Redpanda recommends not using network-blocked devices, because of their inherent performance limitations.
For multi-disk setups, use Raid 0 with XFS on top.
While monitoring, you might notice that the file system file sizes change. This is expected behavior, because Redpanda uses internal heuristics to expand the file system metadata when it improves performance for a sequence of operations, or to amortize the cost of synchronization events.
Network
Modern network interface controllers (NICs) can drive multi-gigabit traffic to hosts. Redpanda ships with rpk
, a single tool for managing your entire Redpanda cluster. rpk
probes the hardware
(taking into account the number of CPUs) and automatically chooses the best
setting to drive high-throughput traffic to the machine. The modes are all but
cpu0, cpu0 + hyper-thread sibling, or distributed across all cores. This is in addition
to other settings like backlog and max sockets, regardless of whether the NIC is bonded
or not. The user is never aware of any of these low-level settings, and in most
production scenarios, it is distributed across all cores. This distributes the cost of interrupt processing evenly among all cores.
CGROUPS
To run at peak performance for extended periods, Redpanda leverages control groups (cgroups) to isolate the Redpanda processes. This shields Redpanda processes from other processes that could adversely affect performance.

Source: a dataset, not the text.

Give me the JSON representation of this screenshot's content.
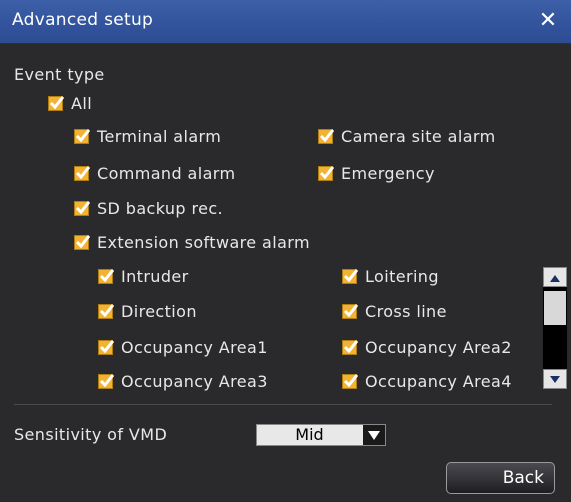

Redpanda also leverages systemd
slices. Redpanda instructs the kernel to
evict other processes before process memory, and to reserve I/O
quotas and CPU time. This way, even when other processes are competing for resources,
Redpanda still delivers predictable latency and throughput to end users.
CPU
The default CPU configuration is prioritized for typical end-user use cases, such as non-CPU-intensive desktop applications and optimizing power usage. Redpanda disables all power-saving modes and ensures that the CPU is configured for predictable latency at all times. Redpanda drives machines around ~90% utilization and still gives predictable low latency results.
Memory
Swapping is prevented, so Redpanda is never swapped out of memory. By design, Redpanda allocates nearly all available memory upfront, partitioning the allocated memory between all cores and pinning the memory to the specified NUMA domain (specific CPU socket). This makes sure that there are predictable memory allocations and predictable latency.